A community is always made up of unique and special voices. However, we don’t always see all of our collective selves in popular culture or certain industries. One of the reasons we created our brand Mora Cosmetics was that we just didn’t see that many brown girl-friendly makeup options for us.
As more and more indie beauty brands are popping up on the market, there has been an increase in beauty founders that reflect all consumers within the market.
Why Does This Even Matter?
Having a diverse range of founders representing different cultures, ages, genders, and ethnicities is incredibly beneficial and a step in an improved industry. It helps customers see products and services they can relate to and meet their needs. Brown girls don’t need to worry about products that aren’t pigmented enough to show on their skin. For too long, so many communities of women were relegated to using subpar products or specific shades.
Having beauty founders representing different market areas can help customers find products and services that fit their needs and trust.
We saw the gaps in our beauty routines and created products we wanted for all beauty lovers. In the 90s, we saw our mothers using beautiful coffee and sepia-toned makeup. But what about beauty lovers who want to use pink or vibrant nudes? We wanted to create universally flattering shades that anyone can use.
For Minara, she wanted to create a makeup brand that honored her Muslim heritage by making all of the products halal.
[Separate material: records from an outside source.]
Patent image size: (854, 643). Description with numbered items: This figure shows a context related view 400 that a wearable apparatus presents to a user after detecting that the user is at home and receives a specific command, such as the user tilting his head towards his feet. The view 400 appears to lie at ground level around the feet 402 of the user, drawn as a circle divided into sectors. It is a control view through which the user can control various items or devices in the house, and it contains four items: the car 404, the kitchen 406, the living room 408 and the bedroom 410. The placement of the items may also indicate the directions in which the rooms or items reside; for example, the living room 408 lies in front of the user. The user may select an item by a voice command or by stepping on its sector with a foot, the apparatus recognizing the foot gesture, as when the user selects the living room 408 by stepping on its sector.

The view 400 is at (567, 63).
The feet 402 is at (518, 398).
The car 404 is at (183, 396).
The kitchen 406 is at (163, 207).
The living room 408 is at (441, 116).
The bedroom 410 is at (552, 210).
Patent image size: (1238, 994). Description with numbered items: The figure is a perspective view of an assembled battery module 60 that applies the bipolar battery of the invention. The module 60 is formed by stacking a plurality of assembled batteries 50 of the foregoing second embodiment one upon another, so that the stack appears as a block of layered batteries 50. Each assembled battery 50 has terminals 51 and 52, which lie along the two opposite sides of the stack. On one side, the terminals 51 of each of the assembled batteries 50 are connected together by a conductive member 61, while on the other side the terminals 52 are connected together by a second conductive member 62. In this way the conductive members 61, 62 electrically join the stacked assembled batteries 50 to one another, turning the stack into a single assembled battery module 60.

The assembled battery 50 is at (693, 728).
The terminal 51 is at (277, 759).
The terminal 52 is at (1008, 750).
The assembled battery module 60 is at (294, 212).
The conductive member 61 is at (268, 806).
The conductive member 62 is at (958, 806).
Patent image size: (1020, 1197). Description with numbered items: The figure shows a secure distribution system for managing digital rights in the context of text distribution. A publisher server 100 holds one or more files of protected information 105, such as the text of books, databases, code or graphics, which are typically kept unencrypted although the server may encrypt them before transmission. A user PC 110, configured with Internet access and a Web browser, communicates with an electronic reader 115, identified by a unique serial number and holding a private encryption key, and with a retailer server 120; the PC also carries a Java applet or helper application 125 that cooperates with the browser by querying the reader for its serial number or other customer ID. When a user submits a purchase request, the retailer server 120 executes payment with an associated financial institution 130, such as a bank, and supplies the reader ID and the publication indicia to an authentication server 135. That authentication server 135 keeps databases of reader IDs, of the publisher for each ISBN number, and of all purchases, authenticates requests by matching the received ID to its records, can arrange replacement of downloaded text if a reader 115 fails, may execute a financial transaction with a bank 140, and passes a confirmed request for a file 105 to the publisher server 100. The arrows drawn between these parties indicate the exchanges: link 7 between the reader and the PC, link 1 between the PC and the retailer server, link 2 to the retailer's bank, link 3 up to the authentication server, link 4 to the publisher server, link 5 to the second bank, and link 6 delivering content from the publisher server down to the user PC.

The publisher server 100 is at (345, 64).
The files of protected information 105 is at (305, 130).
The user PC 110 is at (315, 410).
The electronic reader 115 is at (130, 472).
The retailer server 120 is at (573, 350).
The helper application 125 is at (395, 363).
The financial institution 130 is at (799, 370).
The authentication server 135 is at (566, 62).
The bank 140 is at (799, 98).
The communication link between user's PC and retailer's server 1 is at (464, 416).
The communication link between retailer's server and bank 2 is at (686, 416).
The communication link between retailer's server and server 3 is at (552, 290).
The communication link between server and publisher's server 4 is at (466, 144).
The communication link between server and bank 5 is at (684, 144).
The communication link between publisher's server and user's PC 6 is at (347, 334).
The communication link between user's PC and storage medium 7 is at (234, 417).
I wanted to create products that are sustainable and vegan because that is an important part of my own ethos.
This is the exciting part about indie brands. We get to create new and innovative products and create an environment of collaboration and creativity.
The founders we have met on this journey have been inspirational and encouraging and ensure that the industry stays in tune with today’s customers' needs and wants.
We are so grateful to be able to continue on this journey and create products we can all be excited about.